More than a dozen participating groups and agencies including the Banks Peninsula Conservation Trust, Department of Conservation (DOC), Christchurch City Council, Environment Canterbury and Ngāi Tahu rūnanga today signed a memorandum of understanding to work together to remove pest animals from the 115,000 hectare peninsula by 2050.
“This is a significant step towards the vision of a pest free Banks Peninsula and builds on decades of community driven ecological restoration work,” Eugenie Sage said.
“There is a strong history of community and landholder conservation on the peninsula and the pest free vision has been developed by the Banks Peninsula Conservation Trust in consultation with landowners and the community.
“The growth of trapping groups on Banks Peninsula and among Port Hills and Lyttelton Harbour communities shows there is widespread community support for this venture.”
Banks Peninsula, which includes Kaitorete Spit, has diverse landscapes and a rich array of native plants and animals. As a peninsula indented with deep bays, its geography ideally supports the staged control and removal of animal pests.

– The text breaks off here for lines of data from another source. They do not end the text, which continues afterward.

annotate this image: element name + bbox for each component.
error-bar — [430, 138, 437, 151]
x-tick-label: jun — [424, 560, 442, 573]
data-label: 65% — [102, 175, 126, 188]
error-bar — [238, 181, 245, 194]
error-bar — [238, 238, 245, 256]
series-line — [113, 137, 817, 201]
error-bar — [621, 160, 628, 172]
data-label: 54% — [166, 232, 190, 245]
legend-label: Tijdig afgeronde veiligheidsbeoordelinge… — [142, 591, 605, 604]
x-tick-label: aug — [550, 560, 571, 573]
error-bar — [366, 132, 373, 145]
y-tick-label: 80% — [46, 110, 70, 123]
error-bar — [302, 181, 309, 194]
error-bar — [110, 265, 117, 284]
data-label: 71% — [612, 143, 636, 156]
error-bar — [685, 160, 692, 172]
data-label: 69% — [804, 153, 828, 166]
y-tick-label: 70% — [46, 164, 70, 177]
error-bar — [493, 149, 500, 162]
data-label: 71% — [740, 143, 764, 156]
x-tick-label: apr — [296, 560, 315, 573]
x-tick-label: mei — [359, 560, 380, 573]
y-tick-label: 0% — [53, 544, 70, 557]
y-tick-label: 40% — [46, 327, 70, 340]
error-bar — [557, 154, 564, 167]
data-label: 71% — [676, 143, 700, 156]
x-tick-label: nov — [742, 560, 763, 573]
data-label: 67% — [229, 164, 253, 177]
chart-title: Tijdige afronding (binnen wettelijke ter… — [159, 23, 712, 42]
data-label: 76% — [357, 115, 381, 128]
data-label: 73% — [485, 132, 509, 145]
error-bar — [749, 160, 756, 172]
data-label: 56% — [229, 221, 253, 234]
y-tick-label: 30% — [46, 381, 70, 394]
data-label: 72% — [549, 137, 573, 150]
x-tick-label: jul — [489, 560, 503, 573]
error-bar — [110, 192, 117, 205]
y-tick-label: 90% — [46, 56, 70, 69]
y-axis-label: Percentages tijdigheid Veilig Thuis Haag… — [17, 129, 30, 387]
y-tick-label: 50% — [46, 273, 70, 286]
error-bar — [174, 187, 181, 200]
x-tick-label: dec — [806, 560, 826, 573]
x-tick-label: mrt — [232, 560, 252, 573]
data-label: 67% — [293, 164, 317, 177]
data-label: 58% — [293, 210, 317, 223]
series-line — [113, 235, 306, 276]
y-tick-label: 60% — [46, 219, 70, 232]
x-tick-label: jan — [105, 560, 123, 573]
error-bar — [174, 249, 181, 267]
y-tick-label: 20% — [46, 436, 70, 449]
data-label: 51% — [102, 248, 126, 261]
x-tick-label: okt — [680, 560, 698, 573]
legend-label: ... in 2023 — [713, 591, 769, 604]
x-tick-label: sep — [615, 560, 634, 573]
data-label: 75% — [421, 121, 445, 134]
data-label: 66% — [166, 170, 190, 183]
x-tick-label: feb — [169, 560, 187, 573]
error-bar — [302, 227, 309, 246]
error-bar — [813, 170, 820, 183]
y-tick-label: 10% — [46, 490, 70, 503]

Eugenie Sage said significant inroads had already been made on reducing possum and goat numbers in recent years and there were long-standing successful trapping programmes.
“Projects like Wildside, where intensive trapping over 13.500 ha has doubled the populations of white-flippered penguin/kororā and sooty shearwater/tītīon at the south-eastern side of Banks Peninsula, show the potential of a pest-free environment.
“The white-flippered penguin/kororā colony at Pōhatu/Flea Bay has gone from 700 to more than 1200 nests in the last 18 years and has enabled a thriving ecotourism business as well as delighting thousands of people on evening penguin tours.
“Pest Free Banks Peninsula is a wonderful local initiative to restore native biodiversity, like the recently returned tuī, that will also contribute to a predator free New Zealand.
“This community-led programme will transform the environment for our native plants and wildlife to flourish on the doorstep of our second largest city.”